CineLife EVP Bernadette McCabe said she was “thrilled” to be partnering with Blue Starlite “because we believe in the power of event cinema combined with alternative music’s most enduring artists. This is a concept that should work equally well for independent, indoor and drive-in cinemas as it offers attainable event cinema that will appeal to multiple generations of current patrons, as well as music fans.”

The series will begin in fall of 2024 with a fusion of two groundbreakers, as Radiohead provides the soundtrack to the original 1923 version of Nosferatu. The music will come from Kid A (2000) and Amnesiac (2001), creating a new context for both the sound and the images. That opener will be followed up by a new release of Buster Keaton’s Sherlock Jr. with a soundtrack by R.E.M. Bertis Downs, manager of R.E.M., said, “The guys thought it seems like a good idea and they like the uncanny way their music and Buster Keaton’s Sherlock Jr. match up — kind of perfect. What a great and unlikely way of presenting great art.”

Silents Synced is a melding of Frank’s two biggest obsessions – films and alt-rock. After all, aside from resurrecting the drive-in in Austin and helping reopen the Eastside Cinema at the Millennium Youth Entertainment Complex, Frank is also co-author of Fool the World: The Oral History of a Band Called Pixies.

However, it’s a project that has been gestating since he founded the Blue Starlite in 2009. One of the first events he hosted was a screening of The Golem (1915) with a new score by Pixie’s twisted genius Black Francis. Around the same time, by sheer accident, Frank discovered that The Fragile by Nine Inch Nails synced up surprisingly cleanly with Metropolis. However, he only started to experiment during the pandemic. By day, he was busy with the drive-in (at that point, it was the only open cinema in the city). However, he added, “Late at night, I couldn’t sleep, and so I started playing around.”

He didn’t want to completely re-edit either the film or the music. Rather, he wanted to find sound and visuals that merged naturally. The only changes he made was in occasionally cutting how long the dialogue cards were on screen. “By doing that, I found I could make certain things hit really awesome.”

Frank credited Henri Mazza of Trifecta on Third, himself a pioneer in exciting cinema events during his time with the Alamo Drafthouse, for pushing to reach out to the management of the bands, and said he was encouraged by how quickly and enthusiastically they replied.

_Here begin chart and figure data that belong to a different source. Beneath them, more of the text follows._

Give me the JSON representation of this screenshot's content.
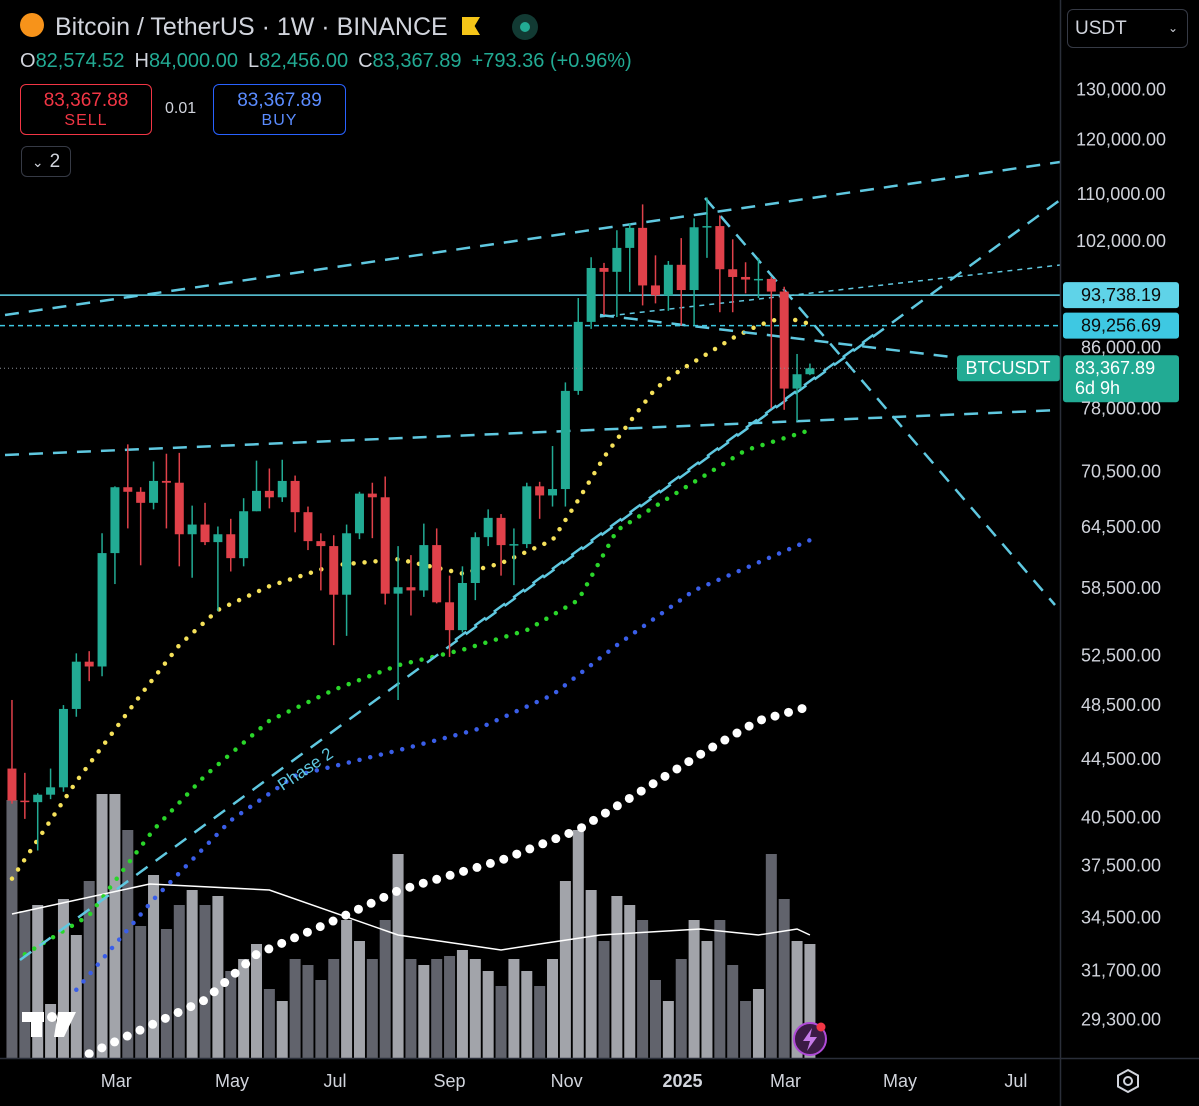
{
  "header": {
    "symbol_title": "Bitcoin / TetherUS · 1W · BINANCE",
    "ohlc": [
      {
        "key": "O",
        "value": "82,574.52"
      },
      {
        "key": "H",
        "value": "84,000.00"
      },
      {
        "key": "L",
        "value": "82,456.00"
      },
      {
        "key": "C",
        "value": "83,367.89"
      }
    ],
    "change": "+793.36 (+0.96%)",
    "sell": {
      "price": "83,367.88",
      "label": "SELL"
    },
    "spread": 0.01,
    "buy": {
      "price": "83,367.89",
      "label": "BUY"
    },
    "indicators_count": 2,
    "currency": "USDT"
  },
  "chart_data": {
    "type": "candlestick",
    "log_scale": true,
    "grid": false,
    "up_color": "#22ab94",
    "down_color": "#e0414a",
    "xlim": [
      -0.93,
      81.43
    ],
    "xticks": [
      {
        "value": 8.1,
        "label": "Mar"
      },
      {
        "value": 17.1,
        "label": "May"
      },
      {
        "value": 25.1,
        "label": "Jul"
      },
      {
        "value": 34.0,
        "label": "Sep"
      },
      {
        "value": 43.1,
        "label": "Nov"
      },
      {
        "value": 52.1,
        "label": "2025",
        "bold": true
      },
      {
        "value": 60.1,
        "label": "Mar"
      },
      {
        "value": 69.0,
        "label": "May"
      },
      {
        "value": 78.0,
        "label": "Jul"
      }
    ],
    "ylim": [
      27610,
      150400
    ],
    "yticks": [
      {
        "value": 130000,
        "label": "130,000.00"
      },
      {
        "value": 120000,
        "label": "120,000.00"
      },
      {
        "value": 110000,
        "label": "110,000.00"
      },
      {
        "value": 102000,
        "label": "102,000.00"
      },
      {
        "value": 86000,
        "label": "86,000.00"
      },
      {
        "value": 78000,
        "label": "78,000.00"
      },
      {
        "value": 70500,
        "label": "70,500.00"
      },
      {
        "value": 64500,
        "label": "64,500.00"
      },
      {
        "value": 58500,
        "label": "58,500.00"
      },
      {
        "value": 52500,
        "label": "52,500.00"
      },
      {
        "value": 48500,
        "label": "48,500.00"
      },
      {
        "value": 44500,
        "label": "44,500.00"
      },
      {
        "value": 40500,
        "label": "40,500.00"
      },
      {
        "value": 37500,
        "label": "37,500.00"
      },
      {
        "value": 34500,
        "label": "34,500.00"
      },
      {
        "value": 31700,
        "label": "31,700.00"
      },
      {
        "value": 29300,
        "label": "29,300.00"
      }
    ],
    "open": [
      43900,
      41700,
      41600,
      42100,
      42600,
      48300,
      52100,
      51700,
      62000,
      68900,
      68400,
      67200,
      69600,
      69400,
      63900,
      64900,
      63100,
      63900,
      61500,
      66300,
      68500,
      67800,
      69600,
      66200,
      63200,
      62700,
      58000,
      64000,
      68200,
      67800,
      58100,
      58700,
      58400,
      62800,
      57300,
      54800,
      59100,
      63600,
      65600,
      62800,
      62900,
      69000,
      68000,
      68700,
      80400,
      89800,
      97900,
      97300,
      101100,
      104400,
      95200,
      93700,
      98400,
      94500,
      104500,
      104700,
      97700,
      96500,
      96100,
      96200,
      94270,
      80700,
      82574.52
    ],
    "high": [
      49000,
      43600,
      42200,
      43900,
      48600,
      52800,
      52985,
      64000,
      69000,
      73800,
      68900,
      71800,
      72700,
      72800,
      66900,
      67200,
      64700,
      65500,
      67700,
      71900,
      71000,
      72000,
      70200,
      66800,
      64000,
      63800,
      64900,
      68400,
      69400,
      70100,
      62700,
      61800,
      65000,
      64500,
      59800,
      60700,
      64100,
      66500,
      66000,
      64500,
      69400,
      69500,
      73600,
      81500,
      93300,
      99600,
      98700,
      104000,
      105200,
      108400,
      99900,
      99000,
      102700,
      106000,
      109600,
      106500,
      102500,
      98800,
      99500,
      96500,
      95000,
      85300,
      84000
    ],
    "low": [
      41500,
      40500,
      38500,
      41800,
      42300,
      47700,
      50500,
      50900,
      59000,
      64500,
      60800,
      66500,
      64500,
      60700,
      59600,
      62800,
      56500,
      60200,
      60700,
      66300,
      66600,
      67300,
      64100,
      62300,
      58400,
      53500,
      54300,
      63400,
      63500,
      57100,
      49000,
      56100,
      57800,
      57200,
      52500,
      54600,
      57500,
      62700,
      59800,
      58900,
      62500,
      65500,
      66800,
      66800,
      79900,
      88800,
      90800,
      90500,
      94200,
      92200,
      92500,
      91400,
      89300,
      89300,
      99500,
      91200,
      91200,
      94000,
      93300,
      78200,
      78000,
      76600,
      82456
    ],
    "close": [
      41700,
      41600,
      42100,
      42600,
      48300,
      52100,
      51700,
      62000,
      68900,
      68400,
      67200,
      69600,
      69400,
      63900,
      64900,
      63100,
      63900,
      61500,
      66300,
      68500,
      67800,
      69600,
      66200,
      63200,
      62700,
      58000,
      64000,
      68200,
      67800,
      58100,
      58700,
      58400,
      62800,
      57300,
      54800,
      59100,
      63600,
      65600,
      62800,
      62900,
      69000,
      68000,
      68700,
      80400,
      89800,
      97900,
      97300,
      101100,
      104400,
      95200,
      93700,
      98400,
      94500,
      104500,
      104700,
      97700,
      96500,
      96100,
      96200,
      94270,
      80700,
      82574.52,
      83367.89
    ],
    "volume": {
      "ylim": [
        0,
        100
      ],
      "color_up": "#b4b6bd",
      "color_down": "#6b6e78",
      "values": [
        86,
        49,
        51,
        18,
        53,
        41,
        59,
        88,
        88,
        76,
        44,
        61,
        43,
        51,
        56,
        51,
        54,
        29,
        33,
        38,
        23,
        19,
        33,
        31,
        26,
        33,
        46,
        39,
        33,
        46,
        68,
        33,
        31,
        33,
        34,
        36,
        33,
        29,
        24,
        33,
        29,
        24,
        33,
        59,
        76,
        56,
        39,
        54,
        51,
        46,
        26,
        19,
        33,
        46,
        39,
        46,
        31,
        19,
        23,
        68,
        53,
        39,
        38
      ]
    },
    "volume_ma": {
      "color": "#ffffff",
      "x": [
        0,
        10.7,
        20,
        30,
        38,
        41,
        45.7,
        53.5,
        58,
        61,
        62
      ],
      "values": [
        48,
        58,
        56,
        41,
        36,
        38,
        41,
        43,
        41,
        43,
        41
      ]
    },
    "overlays": [
      {
        "color": "#f5e15a",
        "style": "dots",
        "x": [
          0,
          5,
          10,
          13,
          16,
          20,
          25,
          30,
          35,
          38,
          42,
          44,
          46,
          48,
          50,
          52,
          54,
          56,
          58,
          60,
          62
        ],
        "values": [
          36800,
          43000,
          49400,
          53500,
          56600,
          58800,
          60800,
          61400,
          60000,
          61000,
          63300,
          67500,
          72300,
          76500,
          80700,
          83200,
          85300,
          87500,
          89300,
          90500,
          89500
        ]
      },
      {
        "color": "#2ad62a",
        "style": "dots",
        "x": [
          1,
          6,
          11,
          15,
          20,
          25,
          30,
          35,
          40,
          44,
          47,
          52,
          57,
          62
        ],
        "values": [
          32600,
          34700,
          39800,
          43400,
          47400,
          49800,
          51800,
          53100,
          54800,
          57500,
          64300,
          68600,
          73100,
          75500
        ]
      },
      {
        "color": "#3a5ee8",
        "style": "dots",
        "x": [
          5,
          11,
          17,
          22,
          30,
          36,
          42,
          47,
          53,
          62
        ],
        "values": [
          30800,
          35600,
          40400,
          43400,
          45200,
          46700,
          49400,
          53500,
          58400,
          63300
        ]
      },
      {
        "color": "#ffffff",
        "style": "large-dots",
        "x": [
          6,
          15,
          19,
          25,
          30,
          38,
          44,
          49,
          54,
          58,
          62
        ],
        "values": [
          27800,
          30300,
          32600,
          34400,
          36100,
          37900,
          39800,
          42400,
          45200,
          47400,
          48500
        ]
      }
    ],
    "price_lines": [
      {
        "value": 93738.19,
        "label": "93,738.19",
        "color": "#5fd3e8",
        "style": "solid"
      },
      {
        "value": 89256.69,
        "label": "89,256.69",
        "color": "#3ec8e2",
        "style": "dashed"
      }
    ],
    "last_price": {
      "value": 83367.89,
      "label": "83,367.89",
      "countdown": "6d 9h",
      "symbol": "BTCUSDT",
      "color": "#22ab94"
    },
    "annotation": "Phase 2"
  }
}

The plan is to release a new pairing every four months. After Nosferatu (which will receive a special world premiere ahead of being made available to other theatres) and Sherlock Jr., there will be collaborations with Pearl Jam, Brazilian composer Amon Tobin, They Might Be Giants, and more. Pete Smolin, founder and president of Upward Spiral Music, the management firm representing They Might Be Giants, said, “There is something strangely appealing about syncing modern music to an old silent film — it brings a whole new perspective. I like to imagine Buster Keaton moving around on set with a 1927 version of They Might Be Giants bouncing around in his head. It's a perfect combo.”